Ultima notte a Soho, la recensione | Venezia 78
Last Night in Soho è la prova magnifica di un Edgar Wright che si approccia con maturità e gusto a nuove atmosfere, nuove idee e nuovi tipi di personaggi
Ci sono voluti venticinque anni passati a Soho tra pub, vecchi palazzi e vetrine patinate per far decidere ad Edgar Wright di realizzare la sua fantastica e orrorifica lettera d’amore a Londra. Last Night in Soho nonè però soltanto tutto ciò che Wright ha costruito nel tempo film dopo film, cristallizandosi nell’immaginario collettivo come l’autore a cui piace giocare con generi, cultura popolare e comicità. Last Night in Soho è infatti, per la prima volta, anche un Edgar Wright che si approccia con maturità e gusto a nuove atmosfere, nuove idee e nuovi tipi di personaggi, che mette da parte il comico (ma non l’ironia) per dedicarsi magnificamente al thriller psicologico, all’horror, al noir.

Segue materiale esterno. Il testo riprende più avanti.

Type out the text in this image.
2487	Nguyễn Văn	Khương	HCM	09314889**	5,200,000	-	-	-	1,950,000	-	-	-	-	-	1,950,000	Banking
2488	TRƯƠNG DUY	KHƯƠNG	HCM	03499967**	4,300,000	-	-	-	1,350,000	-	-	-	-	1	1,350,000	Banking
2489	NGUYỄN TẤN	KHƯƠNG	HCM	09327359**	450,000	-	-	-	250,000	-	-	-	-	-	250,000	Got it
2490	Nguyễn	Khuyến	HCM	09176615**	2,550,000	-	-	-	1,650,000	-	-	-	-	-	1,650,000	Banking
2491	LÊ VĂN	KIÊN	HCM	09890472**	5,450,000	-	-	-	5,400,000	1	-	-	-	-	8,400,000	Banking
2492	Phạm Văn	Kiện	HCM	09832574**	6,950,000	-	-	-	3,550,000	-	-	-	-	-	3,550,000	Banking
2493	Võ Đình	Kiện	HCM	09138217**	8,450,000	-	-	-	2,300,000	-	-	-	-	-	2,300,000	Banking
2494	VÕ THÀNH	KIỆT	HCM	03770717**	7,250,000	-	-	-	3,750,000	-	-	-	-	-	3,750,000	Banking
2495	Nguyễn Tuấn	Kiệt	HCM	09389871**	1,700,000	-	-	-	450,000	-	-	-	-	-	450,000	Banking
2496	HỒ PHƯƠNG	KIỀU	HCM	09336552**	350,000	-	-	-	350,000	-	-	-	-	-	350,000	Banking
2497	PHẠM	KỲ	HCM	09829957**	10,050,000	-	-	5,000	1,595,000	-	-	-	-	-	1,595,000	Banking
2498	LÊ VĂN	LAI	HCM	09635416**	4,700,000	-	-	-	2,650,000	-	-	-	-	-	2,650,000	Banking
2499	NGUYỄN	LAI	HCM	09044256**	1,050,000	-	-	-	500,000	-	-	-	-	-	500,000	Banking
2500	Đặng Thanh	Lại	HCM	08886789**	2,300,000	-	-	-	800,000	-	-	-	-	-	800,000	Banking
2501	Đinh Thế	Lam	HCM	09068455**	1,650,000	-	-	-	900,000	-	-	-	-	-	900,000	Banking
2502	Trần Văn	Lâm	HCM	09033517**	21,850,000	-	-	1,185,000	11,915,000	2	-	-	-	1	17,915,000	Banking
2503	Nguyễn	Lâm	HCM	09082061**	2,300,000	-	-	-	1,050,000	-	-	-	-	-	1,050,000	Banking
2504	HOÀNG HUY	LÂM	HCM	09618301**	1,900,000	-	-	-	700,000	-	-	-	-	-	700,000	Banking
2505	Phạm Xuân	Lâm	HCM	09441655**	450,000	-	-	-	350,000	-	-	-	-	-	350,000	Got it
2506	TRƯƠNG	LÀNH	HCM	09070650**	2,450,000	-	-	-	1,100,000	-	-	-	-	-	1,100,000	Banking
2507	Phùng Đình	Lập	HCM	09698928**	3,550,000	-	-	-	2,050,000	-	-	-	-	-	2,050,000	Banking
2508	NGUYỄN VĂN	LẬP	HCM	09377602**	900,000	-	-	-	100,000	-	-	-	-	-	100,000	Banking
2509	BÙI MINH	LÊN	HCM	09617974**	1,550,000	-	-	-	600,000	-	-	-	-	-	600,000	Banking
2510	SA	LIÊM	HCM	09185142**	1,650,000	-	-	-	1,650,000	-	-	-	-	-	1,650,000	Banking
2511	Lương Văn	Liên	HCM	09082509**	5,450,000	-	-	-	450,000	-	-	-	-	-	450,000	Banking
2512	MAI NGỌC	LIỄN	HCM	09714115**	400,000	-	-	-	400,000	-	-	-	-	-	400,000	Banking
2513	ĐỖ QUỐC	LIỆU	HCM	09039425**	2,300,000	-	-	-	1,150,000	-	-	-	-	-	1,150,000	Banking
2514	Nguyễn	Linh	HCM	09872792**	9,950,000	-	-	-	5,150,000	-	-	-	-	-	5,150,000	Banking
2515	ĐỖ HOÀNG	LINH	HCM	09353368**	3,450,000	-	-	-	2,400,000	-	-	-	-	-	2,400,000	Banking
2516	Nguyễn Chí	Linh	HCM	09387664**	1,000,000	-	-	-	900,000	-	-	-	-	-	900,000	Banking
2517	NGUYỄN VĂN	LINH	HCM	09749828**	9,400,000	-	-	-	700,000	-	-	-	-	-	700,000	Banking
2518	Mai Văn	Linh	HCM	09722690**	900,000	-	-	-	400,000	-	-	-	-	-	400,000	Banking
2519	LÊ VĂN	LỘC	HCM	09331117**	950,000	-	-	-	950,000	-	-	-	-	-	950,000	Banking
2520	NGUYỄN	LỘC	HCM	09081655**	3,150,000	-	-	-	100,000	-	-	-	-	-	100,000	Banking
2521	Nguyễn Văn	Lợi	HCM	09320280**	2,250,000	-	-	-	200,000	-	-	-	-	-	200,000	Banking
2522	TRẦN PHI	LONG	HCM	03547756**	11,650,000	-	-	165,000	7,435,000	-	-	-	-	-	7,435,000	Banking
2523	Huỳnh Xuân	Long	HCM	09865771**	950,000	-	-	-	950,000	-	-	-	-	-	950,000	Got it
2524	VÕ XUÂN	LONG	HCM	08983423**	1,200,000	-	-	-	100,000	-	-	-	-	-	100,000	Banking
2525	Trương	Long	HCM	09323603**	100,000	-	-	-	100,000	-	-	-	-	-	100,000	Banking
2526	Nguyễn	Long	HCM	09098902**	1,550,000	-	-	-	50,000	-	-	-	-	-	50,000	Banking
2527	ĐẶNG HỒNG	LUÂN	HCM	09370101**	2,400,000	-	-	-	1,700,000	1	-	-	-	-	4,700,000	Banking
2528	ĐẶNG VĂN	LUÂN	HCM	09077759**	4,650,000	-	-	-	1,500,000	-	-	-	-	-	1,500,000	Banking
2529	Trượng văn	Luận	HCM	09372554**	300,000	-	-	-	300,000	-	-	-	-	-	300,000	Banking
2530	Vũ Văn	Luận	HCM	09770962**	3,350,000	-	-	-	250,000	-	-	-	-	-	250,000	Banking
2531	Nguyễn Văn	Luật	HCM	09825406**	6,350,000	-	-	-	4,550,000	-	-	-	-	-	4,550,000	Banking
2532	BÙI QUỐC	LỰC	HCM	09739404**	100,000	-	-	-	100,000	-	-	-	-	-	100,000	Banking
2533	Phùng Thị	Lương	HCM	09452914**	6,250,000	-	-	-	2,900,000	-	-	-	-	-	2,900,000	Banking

Lo sapevamo che Edgar Wright è un cinefilo incallito ma in Last Night in Soho i riferimenti assumono un tono serio e si fanno molto più sottili. Da una parte con un intreccio mistery a scatole cinesi che fa l’occhiolino alle trame hitchcockiane (co-scritto con la sceneggiatrice Krysty Wilson-Cairns), dall’altra con un’intenzione visiva sgargiante, di luci multicolor e prospettive speculari e surreali che sono una eco lontana dell’horror anni Sessanta/Settanta (Bava, Argento, ma anche Polanski). E proprio gli specchi e tutte le superfici riflettenti sono qui essenziali, sono le porte che collegano i due mondi dove si annidano mostri e fantasmi, la chiave per aprirsi al perturbante.
Last Night in Soho è un film un bellissimo perché riesce a raccontare in modo diretto, visivo e attraverso una prospettiva di genere come le immagini (nella vita, ma soprattutto nel cinema) siano allo stesso tempo sinonimo di verità e di immaginazione. Wright sa cosa deve fare e si prende tutto il tempo che gli serve per suggerire e per ingannare, sapendo perfettamente quando e come è necessario fornire allo spettatore i vari indizi senza far crollare l’intera impalcatura.
Forse è appena iniziata una nuova fase del cinema di Edgar Wright. E noi non vediamo l’ora di vedere come si trasformerà di qui in avanti.